Meet the Graduates
Carlos Acevedo
MAOL Graduate/Consultant – Owner, New World Consulting
As owner of New World Consulting, a Puerto Rico consulting, training and coaching company, Carlos Acevedo was already familiar with some of the principles and conversations around leadership transformation. Despite his broad experience spanning roughly seventeen years before he encountered MAOL, coaching a client through the program exposed him to new ways of observing and thinking that have helped him see further and think more clearly than ever before.
“The program provides information that stimulates your further inquiry such that you will literally make it your own and develop your own conclusions. You’ll figure out your version of leadership, not MAOL’s version of leadership,” Acevedo says.
For Acevedo, it was not the things that he was taught in MAOL that are valuable, so much as what he learned. He says that when he thinks back to his time coaching his client, Francisco Arteaga, through the program and auditing MAOL sessions, the discoveries to which he came himself are what he best remembers. He also acknowledges that he had breakthrough moments nearly every day and says that MAOL is more rigorous than any other program of which he knows.
Acevedo cites the MAOL program as being very powerful in that it gave him new tools for his coaching business, and also that he was able to see and understand his client’s metamorphosis from a more intimate perspective.
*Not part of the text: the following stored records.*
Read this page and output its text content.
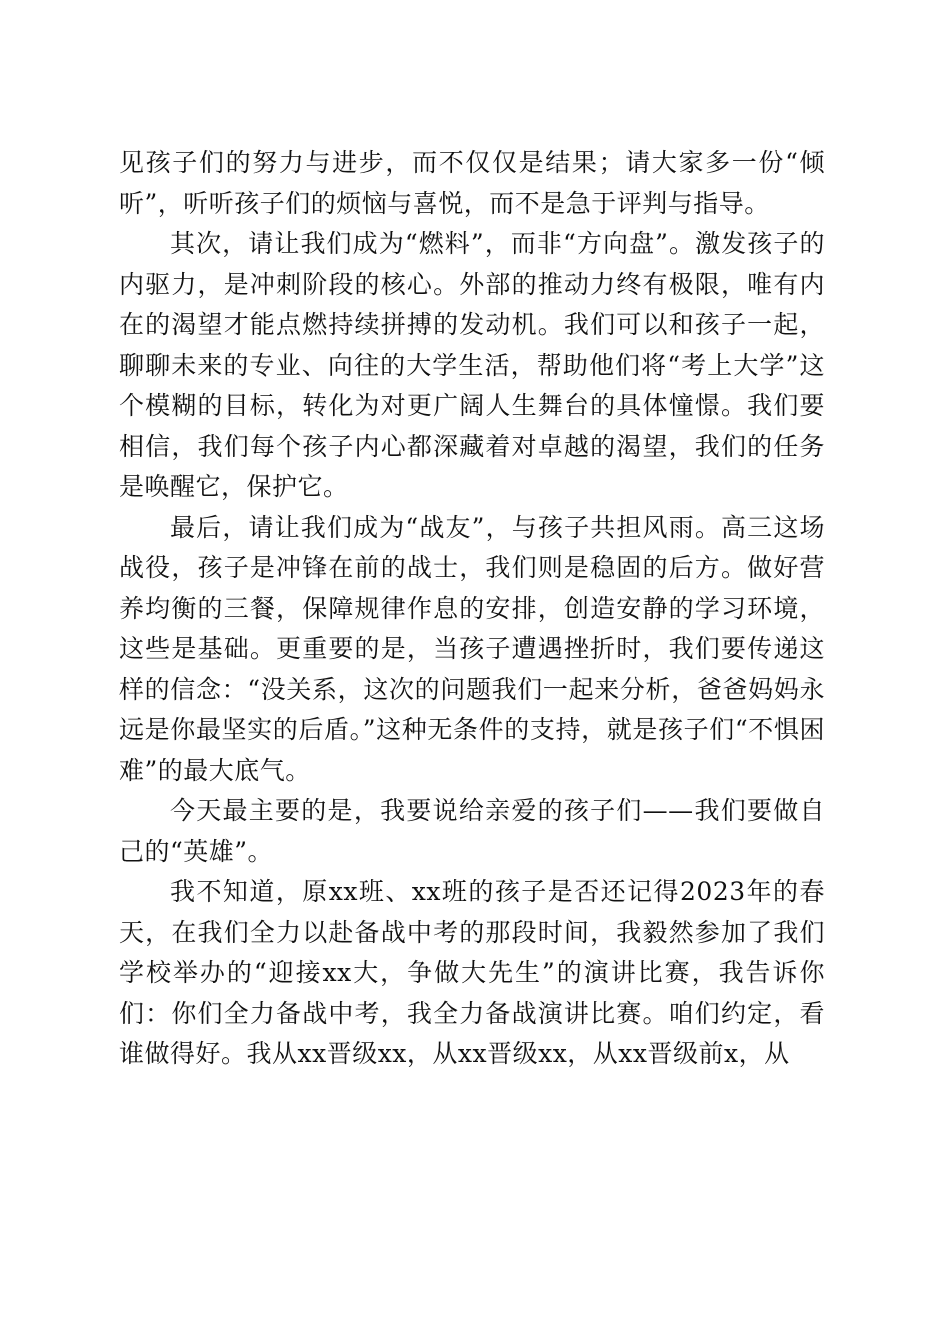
见孩子们的努力与进步，而不仅仅是结果；请大家多一份“倾听”，听听孩子们的烦恼与喜悦，而不是急于评判与指导。

其次，请让我们成为“燃料”，而非“方向盘”。激发孩子的内驱力，是冲刺阶段的核心。外部的推动力终有极限，唯有内在的渴望才能点燃持续拼搏的发动机。我们可以和孩子一起，聊聊未来的专业、向往的大学生活，帮助他们将“考上大学”这个模糊的目标，转化为对更广阔人生舞台的具体憧憬。我们要相信，我们每个孩子内心都深藏着对卓越的渴望，我们的任务是唤醒它，保护它。

最后，请让我们成为“战友”，与孩子共担风雨。高三这场战役，孩子是冲锋在前的战士，我们则是稳固的后方。做好营养均衡的三餐，保障规律作息的安排，创造安静的学习环境，这些是基础。更重要的是，当孩子遭遇挫折时，我们要传递这样的信念：“没关系，这次的问题我们一起来分析，爸爸妈妈永远是你最坚实的后盾。”这种无条件的支持，就是孩子们“不惧困难”的最大底气。

今天最主要的是，我要说给亲爱的孩子们——我们要做自己的“英雄”。

我不知道，原xx班、xx班的孩子是否还记得2023年的春天，在我们全力以赴备战中考的那段时间，我毅然参加了我们学校举办的“迎接xx大，争做大先生”的演讲比赛，我告诉你们：你们全力备战中考，我全力备战演讲比赛。咱们约定，看谁做得好。我从xx晋级xx，从xx晋级xx，从xx晋级前x，从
Acevedo notes that his client, Arteaga, was always a thoughtful man, but as he went through his studies he became more sophisticated in his thinking around how to run his company and create a bold future. That shift extends into the present.
“Right now we’re in tough economic times, and Francisco continues to see things that other people aren’t seeing,” explains Acevedo. “He’s constantly seeing the silver lining, developing options and possibilities that people around him can’t see.”
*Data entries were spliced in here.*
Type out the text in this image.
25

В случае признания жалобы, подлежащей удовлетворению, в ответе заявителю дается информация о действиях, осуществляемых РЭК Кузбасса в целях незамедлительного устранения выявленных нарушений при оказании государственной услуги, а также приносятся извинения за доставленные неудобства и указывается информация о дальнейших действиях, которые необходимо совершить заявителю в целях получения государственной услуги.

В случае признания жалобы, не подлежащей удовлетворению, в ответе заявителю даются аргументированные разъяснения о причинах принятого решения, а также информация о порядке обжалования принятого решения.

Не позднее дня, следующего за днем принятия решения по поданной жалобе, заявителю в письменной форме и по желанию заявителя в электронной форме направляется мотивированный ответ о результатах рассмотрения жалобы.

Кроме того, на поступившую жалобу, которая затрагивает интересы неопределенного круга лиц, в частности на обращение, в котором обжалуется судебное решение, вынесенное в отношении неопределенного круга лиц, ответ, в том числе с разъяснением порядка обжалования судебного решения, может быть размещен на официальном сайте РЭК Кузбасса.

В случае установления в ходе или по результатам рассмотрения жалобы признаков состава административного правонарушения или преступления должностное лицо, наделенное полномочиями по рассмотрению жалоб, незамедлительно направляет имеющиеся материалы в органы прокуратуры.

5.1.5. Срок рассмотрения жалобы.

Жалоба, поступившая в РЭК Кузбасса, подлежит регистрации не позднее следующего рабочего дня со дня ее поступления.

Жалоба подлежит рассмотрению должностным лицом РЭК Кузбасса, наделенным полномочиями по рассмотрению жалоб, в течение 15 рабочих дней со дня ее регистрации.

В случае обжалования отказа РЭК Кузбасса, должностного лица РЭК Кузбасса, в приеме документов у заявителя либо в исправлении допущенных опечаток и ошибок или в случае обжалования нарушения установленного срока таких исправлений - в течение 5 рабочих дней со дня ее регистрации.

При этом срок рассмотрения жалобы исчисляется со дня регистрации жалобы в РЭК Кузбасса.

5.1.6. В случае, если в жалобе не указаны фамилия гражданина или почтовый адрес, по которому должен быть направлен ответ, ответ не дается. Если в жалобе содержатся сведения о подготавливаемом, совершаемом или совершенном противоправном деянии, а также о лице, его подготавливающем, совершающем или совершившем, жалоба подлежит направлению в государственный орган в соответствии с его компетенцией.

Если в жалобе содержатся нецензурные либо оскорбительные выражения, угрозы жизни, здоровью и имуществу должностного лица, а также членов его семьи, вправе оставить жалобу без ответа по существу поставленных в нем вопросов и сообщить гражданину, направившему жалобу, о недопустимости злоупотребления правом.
Acevedo breaks down the MAOL experience into four components: one is the external information from reading, the second is internal reflection and discovery. Third come specific insights provided by faculty, and finally, Acevedo says, and one of the most important, comes group dialogue.
“The conversations that occur in MAOL sessions are so unlike anything else I’ve engaged in. There’s a real sense of fun in the discovery process,” Acevedo says. “MAOL woke up more of this in me. I really like to learn, I like to read, I like to hear unique and different approaches.”